Akshay Punhani and J.M. Porup have been awarded the 2019–20 Curtis B. Smith Cybersecurity Fellowship. The Curtis B. Smith Cybersecurity Fellowship supports high-achieving students enrolled in any degree program at the School of Information who have an interest in the field of cybersecurity or a research focus on cybersecurity.
Akshay Punhani is a second-year Master of Information Management and Systems (MIMS) student at the School of Information who focused his education on two fields of study: data science and cybersecurity.
Before coming to Berkeley, Punhani was an associate at PwC. While there, he worked with the Indian government to improve the data security, privacy and governance of the country’s national identity program. Punhani says that the experience exposed him to “arguably the biggest information science project in the world’s largest democracy” and inspired his desire to pursue further education on how machine learning and data science can be effectively leveraged in cybersecurity.
In the summer of 2019, Punhani interned at Paypal. As a part of the company’s consumer risk team, he developed machine learning models that predicted fraudulent transactions from account takeovers through examining user profile and behavioral changes at funding and withdrawal checkpoints. Punhani said the project could “potentially save Paypal losses in millions in two-step authentication and password recovery.”
Punhani is preparing to graduate in May and is currently working on his MIMS capstone project, a set of techniques to protect the privacy of autonomous vehicles users while still allowing the data collected to be useful to the public. The project is an accumulation of all of the knowledge and skills he’s acquired in the fields of cybersecurity, privacy and data science. He hopes to collaborate with professors at Berkeley, as well as industry specialists, to build a socially-responsible product that could be used by the industry for a bigger technology.
“This fellowship will guide me in my research,” Punhani said, “and ultimately help me become an innovative cybersecurity leader who not only gives back to the society but takes it along.”
J.M. Porup started the Master of Information and Cybersecurity (MICS) degree program in summer 2018, in the program’s first entering cohort, and completed the MICS degree in December 2019. Porup is a journalist with more than a decade’s worth of experience under his belt, published in popular publications such as Ars Technica, The Christian Science Monitor, and The Economist. With a MICS degree, he hopes to pair his strong writing background with a robust technical foundation in order to continue to build on his work as a cybersecurity reporter.
“Cybersecurity is the central political question of our times,” said Porup, “but the technology has advanced faster than the general public’s ability to understand the consequences of the world we are building.” Because of this disconnect, he believes that journalists with cybersecurity backgrounds play a critical role in explaining these convoluted issues to the public.

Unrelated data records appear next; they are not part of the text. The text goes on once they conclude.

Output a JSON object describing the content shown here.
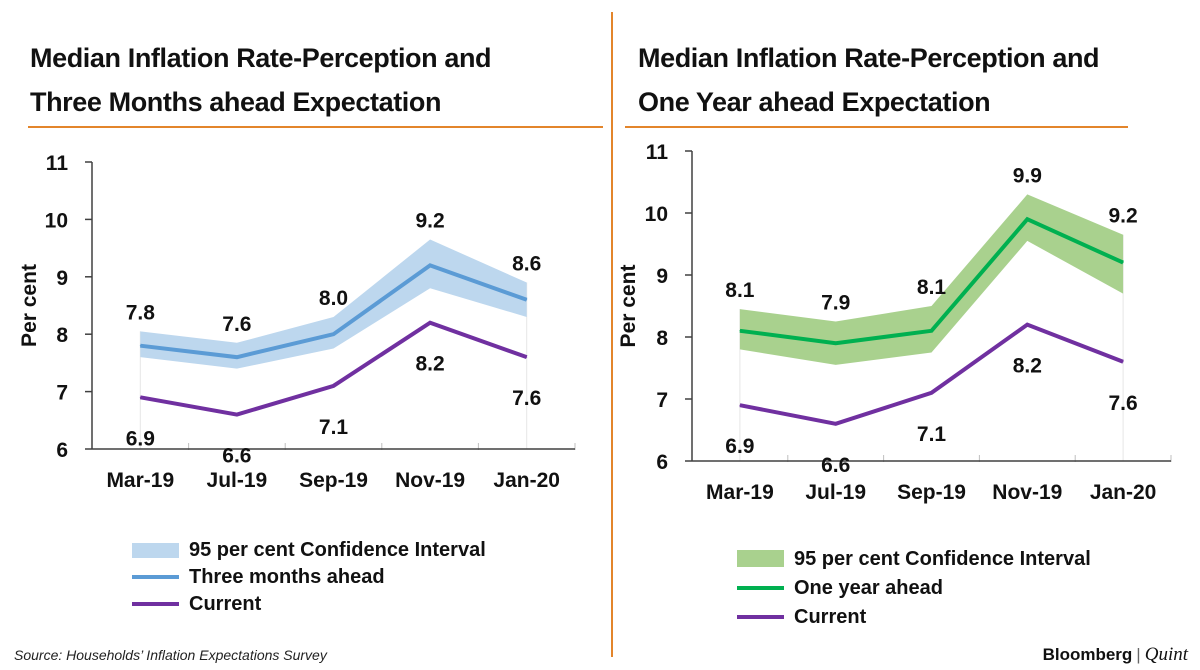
{
  "colors": {
    "accent_rule": "#e3852b",
    "current_line": "#7030a0",
    "left_line": "#5b9bd5",
    "left_band": "#bdd7ee",
    "right_line": "#00b050",
    "right_band": "#a9d18e"
  },
  "chart_data": [
    {
      "type": "line",
      "title_lines": [
        "Median Inflation Rate-Perception and",
        "Three Months ahead Expectation"
      ],
      "categories": [
        "Mar-19",
        "Jul-19",
        "Sep-19",
        "Nov-19",
        "Jan-20"
      ],
      "ylabel": "Per cent",
      "ylim": [
        6,
        11
      ],
      "yticks": [
        "6",
        "7",
        "8",
        "9",
        "10",
        "11"
      ],
      "series": [
        {
          "name": "Three months ahead",
          "values": [
            7.8,
            7.6,
            8.0,
            9.2,
            8.6
          ],
          "labels": [
            "7.8",
            "7.6",
            "8.0",
            "9.2",
            "8.6"
          ]
        },
        {
          "name": "Current",
          "values": [
            6.9,
            6.6,
            7.1,
            8.2,
            7.6
          ],
          "labels": [
            "6.9",
            "6.6",
            "7.1",
            "8.2",
            "7.6"
          ]
        }
      ],
      "band": {
        "name": "95 per cent Confidence Interval",
        "lower": [
          7.6,
          7.4,
          7.75,
          8.8,
          8.3
        ],
        "upper": [
          8.05,
          7.85,
          8.3,
          9.65,
          8.9
        ]
      },
      "legend": [
        "95 per cent Confidence Interval",
        "Three months ahead",
        "Current"
      ]
    },
    {
      "type": "line",
      "title_lines": [
        "Median Inflation Rate-Perception and",
        "One Year ahead Expectation"
      ],
      "categories": [
        "Mar-19",
        "Jul-19",
        "Sep-19",
        "Nov-19",
        "Jan-20"
      ],
      "ylabel": "Per cent",
      "ylim": [
        6,
        11
      ],
      "yticks": [
        "6",
        "7",
        "8",
        "9",
        "10",
        "11"
      ],
      "series": [
        {
          "name": "One year ahead",
          "values": [
            8.1,
            7.9,
            8.1,
            9.9,
            9.2
          ],
          "labels": [
            "8.1",
            "7.9",
            "8.1",
            "9.9",
            "9.2"
          ]
        },
        {
          "name": "Current",
          "values": [
            6.9,
            6.6,
            7.1,
            8.2,
            7.6
          ],
          "labels": [
            "6.9",
            "6.6",
            "7.1",
            "8.2",
            "7.6"
          ]
        }
      ],
      "band": {
        "name": "95 per cent Confidence Interval",
        "lower": [
          7.8,
          7.55,
          7.75,
          9.55,
          8.7
        ],
        "upper": [
          8.45,
          8.25,
          8.5,
          10.3,
          9.65
        ]
      },
      "legend": [
        "95 per cent Confidence Interval",
        "One year ahead",
        "Current"
      ]
    }
  ],
  "footer": {
    "source": "Source: Households’ Inflation Expectations Survey",
    "brand_left": "Bloomberg",
    "brand_sep": "|",
    "brand_right": "Quint"
  }
}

“This is what I do as a cybersecurity reporter — I’m a translator, a bridge between the technical and policy worlds,” Porup stated.
In 2017, Porup was a part of the Berkman Klein Assembly cybersecurity incubator at the Berkman Klein Center for Internet & Society at Harvard University. In 2018, he served as a mentor for the same incubator. Most recently, he received the RSA Security Scholarship and represented Berkeley and MICS at the 2019 RSA Conference. As a journalist, Porup runs newsroom security workshops and training sessions and speaks at conferences about journalist security in today’s political context.
Porup says that the Smith Fellowship helped him accomplish his goals as a MICS student: “I want my cybersecurity coverage to stand on an unimpeachable technical foundation, and I want to develop and deploy better security tools for journalists and news organizations.”
Regarding the Smith Fellowship
Both awardees expressed gratitude for receiving the Smith Fellowship. “I’m grateful for the opportunity to study for a MICS degree at Berkeley and also grateful that the awards committee chose to award me this fellowship,” said Porup.
“This scholarship provides me with the opportunity to continue my research in privacy and machine learning without any financial and resource constraints. I am deeply grateful to the Curtis B. Smith Fellowship for helping me to contribute my bit to the world of security and privacy,” shared Punhani.